Todos estamos muertos
Los mismos carteles de SE VENDE que hace un año. Ajados, eso sí, por el tiempo. Hace sol, el mismo sol pero con otro viento. Cruzo el paso de cebra y desaparece una esperanza. Suena la misma sirena desvencijada, quién sabe si de una ambulancia sin muerto o de un bar sin dueño. Las baldosas. Siguen rotas por el mismo lugar, nadie ha reparado mi continua mirada al suelo. Camino ya entre sillas de ruedas, raíles con finas guadañas y sólo una vía de escape. Hace calor, la misma sensación, la asfixiante humedad de este clima tropical que vivo o imagino.
Un sacerdote sale de un bar, Biblia en mano y comunión en alerta. Un coche resquiebra fugaz el asfalto, arrimándose, como todos, al precipicio de sus sueños.
Es la misma entrada, pero con otros muertos.
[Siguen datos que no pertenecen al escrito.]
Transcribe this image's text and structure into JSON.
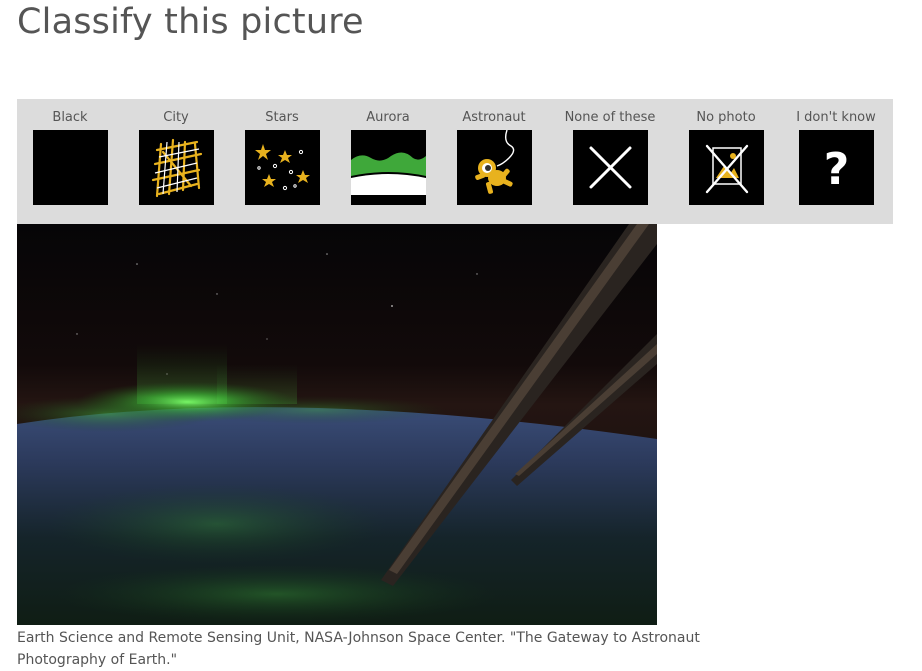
{
  "page": {
    "title": "Classify this picture"
  },
  "options": [
    {
      "label": "Black",
      "icon": "black-square-icon"
    },
    {
      "label": "City",
      "icon": "city-map-icon"
    },
    {
      "label": "Stars",
      "icon": "stars-icon"
    },
    {
      "label": "Aurora",
      "icon": "aurora-icon"
    },
    {
      "label": "Astronaut",
      "icon": "astronaut-icon"
    },
    {
      "label": "None of these",
      "icon": "x-cross-icon"
    },
    {
      "label": "No photo",
      "icon": "no-photo-icon"
    },
    {
      "label": "I don't know",
      "icon": "question-mark-icon"
    }
  ],
  "photo": {
    "credit": "Earth Science and Remote Sensing Unit, NASA-Johnson Space Center. \"The Gateway to Astronaut Photography of Earth.\""
  },
  "colors": {
    "toolbar_bg": "#dcdcdc",
    "accent_yellow": "#e8b21e",
    "aurora_green": "#3fa83a",
    "text_gray": "#555555"
  }
}
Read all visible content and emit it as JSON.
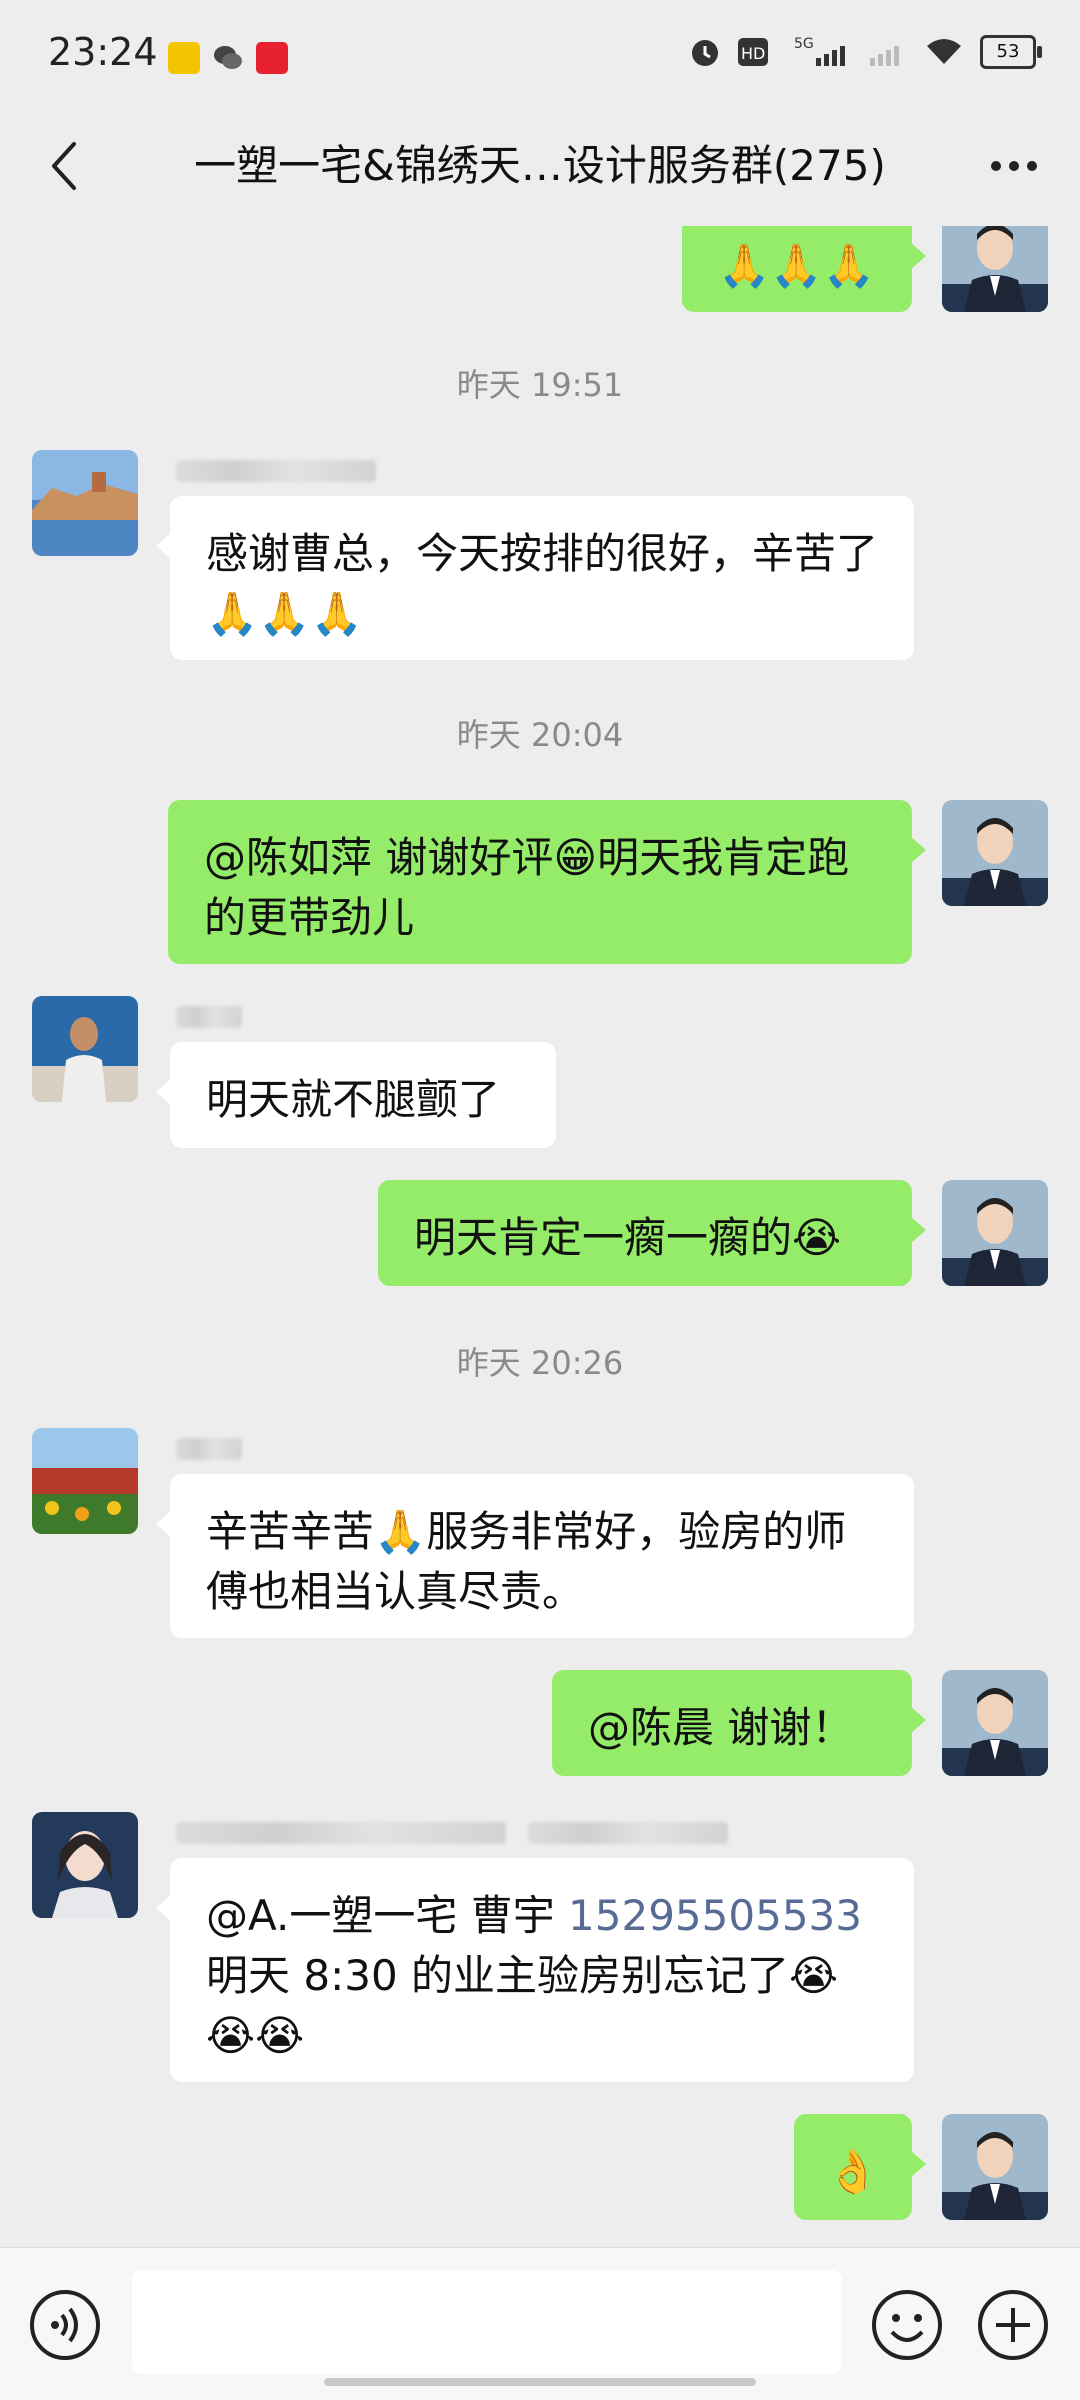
{
  "status_bar": {
    "time": "23:24",
    "network": "5G",
    "battery": "53"
  },
  "header": {
    "title": "一塑一宅&锦绣天…设计服务群(275)"
  },
  "messages": [
    {
      "type": "out",
      "text": "🙏🙏🙏"
    },
    {
      "type": "time",
      "text": "昨天 19:51"
    },
    {
      "type": "in",
      "text": "感谢曹总，今天按排的很好，辛苦了🙏🙏🙏"
    },
    {
      "type": "time",
      "text": "昨天 20:04"
    },
    {
      "type": "out",
      "text": "@陈如萍  谢谢好评😁明天我肯定跑的更带劲儿"
    },
    {
      "type": "in",
      "text": "明天就不腿颤了"
    },
    {
      "type": "out",
      "text": "明天肯定一瘸一瘸的😭"
    },
    {
      "type": "time",
      "text": "昨天 20:26"
    },
    {
      "type": "in",
      "text": "辛苦辛苦🙏服务非常好，验房的师傅也相当认真尽责。"
    },
    {
      "type": "out",
      "text": "@陈晨  谢谢！"
    },
    {
      "type": "in",
      "mention": "@A.一塑一宅 曹宇 ",
      "phone": "15295505533",
      "rest": "明天 8:30 的业主验房别忘记了😭😭😭"
    },
    {
      "type": "out",
      "text": "👌"
    }
  ],
  "icons": {
    "back": "back-arrow-icon",
    "more": "more-dots-icon",
    "voice": "voice-icon",
    "emoji": "emoji-icon",
    "plus": "plus-icon"
  },
  "colors": {
    "outgoing_bubble": "#95ec69",
    "incoming_bubble": "#ffffff",
    "background": "#ededed",
    "link": "#576b95"
  }
}
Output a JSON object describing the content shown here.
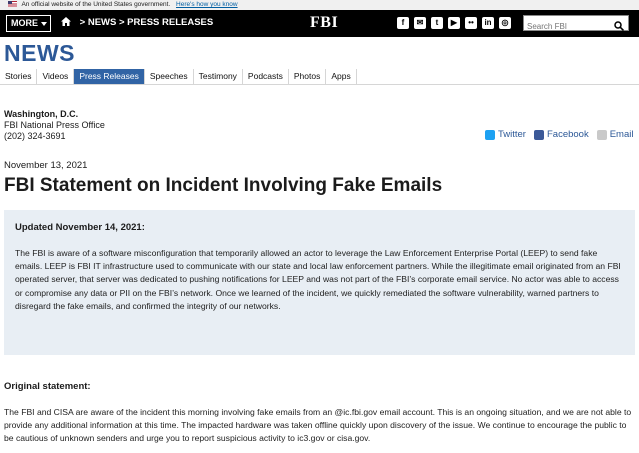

Coches negros, ladrillos, un kiosko, una cruz. Batas blancas, escaleras... y el mismo lugar, donde estabas tú. Me siento en la misma silla de esta fila vacía. Un rumor helado recorre mi cuerpo. Quizá sean ya tantas ausencias o quizá precisamente hoy estén volviendo las presencias. Desenchufo el hipocampo, tiene energía residual, irá poco a poco apagándose. Respiro más tranquilo. Cruzo las piernas, como si no pasara nada, como si no identificara al silencio de la muerte acechando. Acechándome a mí y acechándonos a todos que esperamos como ristras en mundos ajenos. Desconecto a Paul Broca. Y respiro, siento, más tranquilo. Conozco esta sensación, te la robé un día mientras dormías. Cerraste los ojos y empezaste a susurrar. Las personas se mueven lentamente, me dijiste, qué parsimonia más extraña. Todos visten del mismo color, oscuro. Nadie es capaz de mirar a los ojos de nadie. Qué pasa. Hablan, pero no les oigo. Unos permanecen sentados y otros deambulan de pie, cada uno hacia un lugar distinto, impreciso. Me rodean, o quizá yo les rodeo a ellos, te entendí. El cielo está negro y gris, el viento es un vacío huracán, una ventana que siempre tiene cristales rotos. Qué sensación, lo siento en cada surco de mi mente, cada partícula elemental de este momento machaca aún más los poros de mi piel marchita. Miro los labios, pero no los leo. Letras y palabras ya eran para ti memoria olvidada. Vuelo o paseo o camino. Y no sé si éste es mi último viaje. O mi último delirio.
Me estoy desvaneciendo. Lo noto. Cada vez hay menos gente ocupando su silla, y no hay halo rodeando a nadie. Es así. Estás. No estás. Me estoy desvaneciendo, de este mundo, de esta silla blanca. Tengo ganas de vomitar y del suelo emerge el frío grito de este gélido adiós. Peter Pan. Gonzalo. La chica del puente. Mi cámara de fotos. El césped aquella primavera. La muralla. El bar al que nunca entré. Un beso y tantas manos deslizándose entre tantos cuerpos. La madrugada de aquel Madrid iluminado. Un paseo. Navidad, las mantas. La despensa. Mi nombre escrito en la señal. El ascensor al sexto, y al sótano. Y de nuevo al sexto. El viento cuando mi moto no llevaba casco. La oscuridad del portal. Los sueños de sábanas blancas. Las canciones. La lluvia amarilla. Y los subtítulos que no interpretaron el lenguaje.
El silencio dura tres segundos, recuerda, me dijiste. Y hoy soy yo quien lo habita. Me dirijo hacia ti, postrada en un vergel, minúscula en tu punto de fuga. Ya estamos todos muertos. Y todavía, como hace un año, inalcanzables. Tres, dos. Uno.